We might also observe how to improve the circumstances of those individuals caught within the confines of those refugee camps and detention centers that continue to emerge among conflict zones. Can architecture begin to remedy these places of indeterminate waiting?
The test of compassion
Architecture has the capacity to lessen the trauma inflicted by displacement. Refugee encampments and detention centers should no longer act as zones of exclusion, ignored by both governments and public conversation. By critically observing self-made designs that are being developed by the inhabitants of camps, it is possible to consider alternatives for designing and building self-sufficiency without resorting to violence.
While countries like Australia continue to enforce immigration policies that deter and deny access to asylum seekers and refugees, since 2001, they have also maintained unchecked offshore detention centers on the Pacific islands of Manus Island, Papua New Guinea and Nauru for indefinite detention.
The country employs these inaccessible places in parallel with the continent’s legal removal called “excision” from the map as a means of denying ethical responsibilities toward the powerless.
Calls for renewed scrutiny on how the design and maintenance of such centers mediates the rights of individuals still abound and insist that architects, landscape designers, and planners pay close attention.

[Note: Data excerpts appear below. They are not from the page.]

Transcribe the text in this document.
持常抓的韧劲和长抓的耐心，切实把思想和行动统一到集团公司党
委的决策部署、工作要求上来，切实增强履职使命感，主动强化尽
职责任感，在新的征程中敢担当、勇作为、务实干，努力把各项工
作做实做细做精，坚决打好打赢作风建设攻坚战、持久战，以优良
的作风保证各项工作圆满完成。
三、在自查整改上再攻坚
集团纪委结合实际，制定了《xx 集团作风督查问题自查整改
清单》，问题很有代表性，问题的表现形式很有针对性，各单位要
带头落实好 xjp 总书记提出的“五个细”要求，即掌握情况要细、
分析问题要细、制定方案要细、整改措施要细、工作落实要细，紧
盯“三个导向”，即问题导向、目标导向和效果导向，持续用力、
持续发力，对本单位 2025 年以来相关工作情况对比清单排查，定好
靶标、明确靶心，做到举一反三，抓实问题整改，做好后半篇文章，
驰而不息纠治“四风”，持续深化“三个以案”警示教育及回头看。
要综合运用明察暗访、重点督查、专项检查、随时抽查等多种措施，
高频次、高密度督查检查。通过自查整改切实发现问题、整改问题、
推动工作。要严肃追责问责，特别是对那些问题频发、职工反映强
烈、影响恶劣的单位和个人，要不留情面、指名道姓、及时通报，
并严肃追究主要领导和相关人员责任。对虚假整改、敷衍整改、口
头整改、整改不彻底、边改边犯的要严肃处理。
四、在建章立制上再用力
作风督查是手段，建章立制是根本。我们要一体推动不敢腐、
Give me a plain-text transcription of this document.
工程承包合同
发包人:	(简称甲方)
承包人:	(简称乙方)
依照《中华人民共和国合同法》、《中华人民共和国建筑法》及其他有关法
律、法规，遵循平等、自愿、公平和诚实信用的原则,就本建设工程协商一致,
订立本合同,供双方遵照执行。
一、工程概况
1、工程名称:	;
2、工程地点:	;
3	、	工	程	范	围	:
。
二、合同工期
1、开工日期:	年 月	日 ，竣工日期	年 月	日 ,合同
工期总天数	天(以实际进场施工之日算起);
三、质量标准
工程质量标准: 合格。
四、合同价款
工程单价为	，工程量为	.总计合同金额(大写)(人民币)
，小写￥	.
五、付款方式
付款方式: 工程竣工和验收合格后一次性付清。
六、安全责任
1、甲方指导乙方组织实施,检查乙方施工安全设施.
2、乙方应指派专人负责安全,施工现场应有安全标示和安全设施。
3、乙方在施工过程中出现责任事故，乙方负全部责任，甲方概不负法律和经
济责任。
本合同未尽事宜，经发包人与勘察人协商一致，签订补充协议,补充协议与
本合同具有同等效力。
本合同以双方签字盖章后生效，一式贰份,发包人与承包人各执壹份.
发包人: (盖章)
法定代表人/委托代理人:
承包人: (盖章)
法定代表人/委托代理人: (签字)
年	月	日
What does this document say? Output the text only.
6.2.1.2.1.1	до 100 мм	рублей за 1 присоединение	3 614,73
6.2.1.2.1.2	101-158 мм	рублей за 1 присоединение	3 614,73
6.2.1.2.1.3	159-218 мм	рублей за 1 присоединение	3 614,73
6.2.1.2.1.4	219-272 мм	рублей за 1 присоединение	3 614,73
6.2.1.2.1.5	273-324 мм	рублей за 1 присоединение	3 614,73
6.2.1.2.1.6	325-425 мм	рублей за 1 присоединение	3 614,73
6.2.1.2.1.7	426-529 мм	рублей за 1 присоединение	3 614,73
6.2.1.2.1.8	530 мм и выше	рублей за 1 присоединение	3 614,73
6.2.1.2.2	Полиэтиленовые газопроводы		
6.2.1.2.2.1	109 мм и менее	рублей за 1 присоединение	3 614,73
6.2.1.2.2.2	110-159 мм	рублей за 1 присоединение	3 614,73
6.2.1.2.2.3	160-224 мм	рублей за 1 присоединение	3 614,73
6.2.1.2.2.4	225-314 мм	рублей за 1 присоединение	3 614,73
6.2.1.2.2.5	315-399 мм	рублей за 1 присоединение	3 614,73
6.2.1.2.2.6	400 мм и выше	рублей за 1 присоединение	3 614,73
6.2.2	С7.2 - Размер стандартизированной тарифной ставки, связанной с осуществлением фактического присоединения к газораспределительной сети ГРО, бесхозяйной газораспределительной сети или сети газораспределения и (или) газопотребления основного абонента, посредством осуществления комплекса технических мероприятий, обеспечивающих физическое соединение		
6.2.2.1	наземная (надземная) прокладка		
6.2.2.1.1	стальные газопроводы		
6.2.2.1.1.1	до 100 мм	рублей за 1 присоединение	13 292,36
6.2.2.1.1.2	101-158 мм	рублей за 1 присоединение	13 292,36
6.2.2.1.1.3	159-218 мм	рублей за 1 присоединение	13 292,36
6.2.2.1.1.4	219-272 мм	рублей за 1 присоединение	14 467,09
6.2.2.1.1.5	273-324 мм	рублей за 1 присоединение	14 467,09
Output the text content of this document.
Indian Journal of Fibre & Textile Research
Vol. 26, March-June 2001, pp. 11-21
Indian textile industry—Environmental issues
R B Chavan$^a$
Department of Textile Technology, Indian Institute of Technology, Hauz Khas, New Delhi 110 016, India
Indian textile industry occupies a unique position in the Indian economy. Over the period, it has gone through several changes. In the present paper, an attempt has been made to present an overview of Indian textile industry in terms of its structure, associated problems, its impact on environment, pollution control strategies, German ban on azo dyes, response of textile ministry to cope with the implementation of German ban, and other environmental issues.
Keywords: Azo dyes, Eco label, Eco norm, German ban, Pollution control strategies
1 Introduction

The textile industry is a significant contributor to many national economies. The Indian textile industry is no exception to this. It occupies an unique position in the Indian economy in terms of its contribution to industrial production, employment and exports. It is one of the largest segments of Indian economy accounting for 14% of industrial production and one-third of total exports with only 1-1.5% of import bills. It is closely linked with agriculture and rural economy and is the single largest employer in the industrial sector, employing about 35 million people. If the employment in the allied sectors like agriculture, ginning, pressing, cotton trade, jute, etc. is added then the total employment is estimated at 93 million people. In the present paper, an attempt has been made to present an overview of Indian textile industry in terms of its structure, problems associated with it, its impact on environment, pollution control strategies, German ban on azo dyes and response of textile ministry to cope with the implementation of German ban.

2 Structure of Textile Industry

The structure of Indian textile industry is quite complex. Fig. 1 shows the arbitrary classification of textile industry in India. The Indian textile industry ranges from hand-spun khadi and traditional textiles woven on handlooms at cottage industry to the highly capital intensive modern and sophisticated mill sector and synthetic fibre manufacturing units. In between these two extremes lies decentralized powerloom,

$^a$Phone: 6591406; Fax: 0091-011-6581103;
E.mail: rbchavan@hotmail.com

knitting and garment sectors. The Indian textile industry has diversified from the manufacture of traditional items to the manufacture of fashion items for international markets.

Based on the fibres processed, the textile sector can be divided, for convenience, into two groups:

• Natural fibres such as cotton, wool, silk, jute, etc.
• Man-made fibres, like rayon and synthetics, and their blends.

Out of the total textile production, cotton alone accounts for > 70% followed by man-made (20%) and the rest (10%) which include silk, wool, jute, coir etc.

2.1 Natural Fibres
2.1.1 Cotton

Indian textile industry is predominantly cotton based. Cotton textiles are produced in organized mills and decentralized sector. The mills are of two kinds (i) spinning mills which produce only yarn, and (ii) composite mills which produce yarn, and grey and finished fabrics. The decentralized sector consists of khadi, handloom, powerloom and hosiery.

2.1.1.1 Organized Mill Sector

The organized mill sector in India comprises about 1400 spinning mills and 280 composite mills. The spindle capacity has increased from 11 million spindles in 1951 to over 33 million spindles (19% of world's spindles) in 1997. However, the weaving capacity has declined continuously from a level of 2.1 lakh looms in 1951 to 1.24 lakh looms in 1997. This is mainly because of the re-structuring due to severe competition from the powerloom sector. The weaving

Are human rights at odds with the same structures that we use to define our cultures, our nations? Further, how are the rights of refugees determined when placed into the hands of the public?
Interactive online platforms such as Refugee Republic by the Dutch designers Submarine Channel and the ongoing project, The List by Banu Cennetoğlu seek to visualize that which we do not know while also providing the visual elements that may secure future stabilities for shelter.
The totality of forced displacements throughout the world is incalculable. Shelter is no longer something we can romanticize through a backward glance to history, but the design and implementation of security for those who inevitably continue attempting to cross borders is about potential not denial.
Architecture has become the litmus test of society’s capacity for holistic and compassionate security.
Languishing on the seemingly porous borders of our nations and cities, millions without voices await recognition. Visibility. Dignity.